Are you 5k away, marching confidently toward that finish line?
Have you just dragged yourself across 25k?
Are you despairing with so many back at 10k?
Does it seem impossible?
Regardless of where you stand today, humor me. Root around in this holiday-infested week and find some AIC (arse in chair) time. I don’t care if you stopped back on November 2nd, or if you were, just this morning, pounding out your 1667. Get ready to plop your cheeks and tap your fingers.

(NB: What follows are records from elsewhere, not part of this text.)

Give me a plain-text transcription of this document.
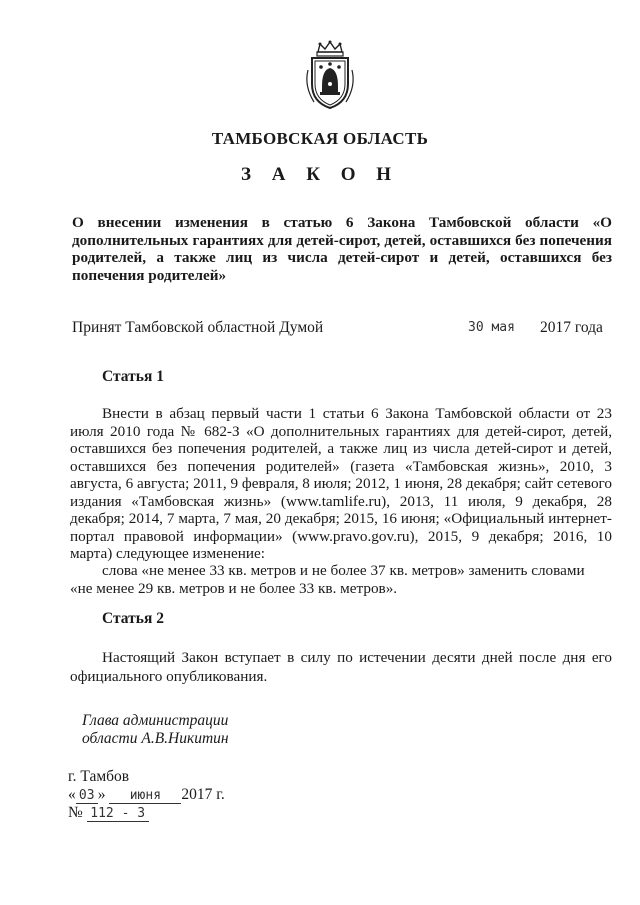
ТАМБОВСКАЯ ОБЛАСТЬ
З А К О Н
О внесении изменения в статью 6 Закона Тамбовской области «О дополнительных гарантиях для детей-сирот, детей, оставшихся без попечения родителей, а также лиц из числа детей-сирот и детей, оставшихся без попечения родителей»
Принят Тамбовской областной Думой	30 мая 2017 года
Статья 1
Внести в абзац первый части 1 статьи 6 Закона Тамбовской области от 23 июля 2010 года № 682-З «О дополнительных гарантиях для детей-сирот, детей, оставшихся без попечения родителей, а также лиц из числа детей-сирот и детей, оставшихся без попечения родителей» (газета «Тамбовская жизнь», 2010, 3 августа, 6 августа; 2011, 9 февраля, 8 июля; 2012, 1 июня, 28 декабря; сайт сетевого издания «Тамбовская жизнь» (www.tamlife.ru), 2013, 11 июля, 9 декабря, 28 декабря; 2014, 7 марта, 7 мая, 20 декабря; 2015, 16 июня; «Официальный интернет-портал правовой информации» (www.pravo.gov.ru), 2015, 9 декабря; 2016, 10 марта) следующее изменение:
слова «не менее 33 кв. метров и не более 37 кв. метров» заменить словами
«не менее 29 кв. метров и не более 33 кв. метров».
Статья 2
Настоящий Закон вступает в силу по истечении десяти дней после дня его официального опубликования.
Глава администрации
области А.В.Никитин
г. Тамбов
« 03 » июня 2017 г.
№ 112 - 3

You may notice that my word count blows right now. I’m not going to hit 50k this year. I’m 100% okay with that. You know why? The book I’ve worked on for the last FOUR Novembers is months shy of agent submission. Editing that has sucked up every last ounce of my attention, and it’s a wonderful, exciting flurry. But I never would have gotten here without those Novembers. So if you *don’t* have a finished book, if you’re NOT 100% okay with letting this month fizzle away (and returning next year!), then stay tuned.
I want to tell you a story about the final week of NaNo last year, and how it changed the course of my now-complete manuscript.
About this time one year ago, I sat down completely aware that Thanksgiving was about to wreck my progress and threaten my productivity. I decided to write TEN THOUSAND WORDS in one day.
That is NOT an easy feat, in case you wondered. One fifth of a NaNo.
I think I actually ended up somewhere near 8k. That didn’t matter. It wasn’t about the number. It was about writing MORE THAN I EVEN COULD in one sitting.
At first, things were pretty normal. My characters followed my plan. I would pause and think (quickly) ahead, and send my characters where I planned. But eventually, I couldn’t think anymore. I couldn’t figure out where to take them. I wanted to quit. I’d hit 3k. I thought…that’s better than a daily goal. I could try again tomorrow. And then I got annoyed. My GOAL was 10k. I wasn’t even halfway. Surely I could get SOMETHING on the page.
That’s when the Bathhouse Debacle happened. Two of my characters, stark naked, met in a bathhouse. Argument ensued. Fighting. Death. The dialogue was AWFUL. The description was CHEESY. The whole thing was HILARIOUSLY wrong. Worse than bad fan fiction. I didn’t even know these people anymore. I almost quit again. Part of me was worried that I would never look at those characters the same. “What is real?” my existential self wondered. “Did I just make that happen? Can I take it back?”
But I was only at 5k. So I kept going.
The characters did things that 1) I NEVER expected and 2) I knew could NEVER remain in the final draft. That might scream “waste of space” to you. It did to me. But I was determined to finish, so I pressed on. Something fascinating happened. AFTER the characters calmed down and put their clothes back on (and after one came back from the dead, because he certainly wasn’t going to die in a bathhouse brawl), they reached a point in the plot that I’d never thought of, that made SO MUCH MORE SENSE than what I had planned. Later, I deleted the horrible bathhouse scene. I replaced it with completely unrelated story that brought my characters from where they were to where they’d ended up. And it WORKED.
The end of that 8k day remains in my finished product today. I know, without a shadow of a doubt, that I never would have thought of that plot point if I’d never written the Condemned Bathhouse Scene.
So what do I suggest to you?
Set an unrealistic goal.
Run at it with complete abandon. Do not think. Do not worry. Accept that nothing you write has to remain. Allow that some of it might.
Isn’t that the whole point of NaNo? There are only five days left. USE them!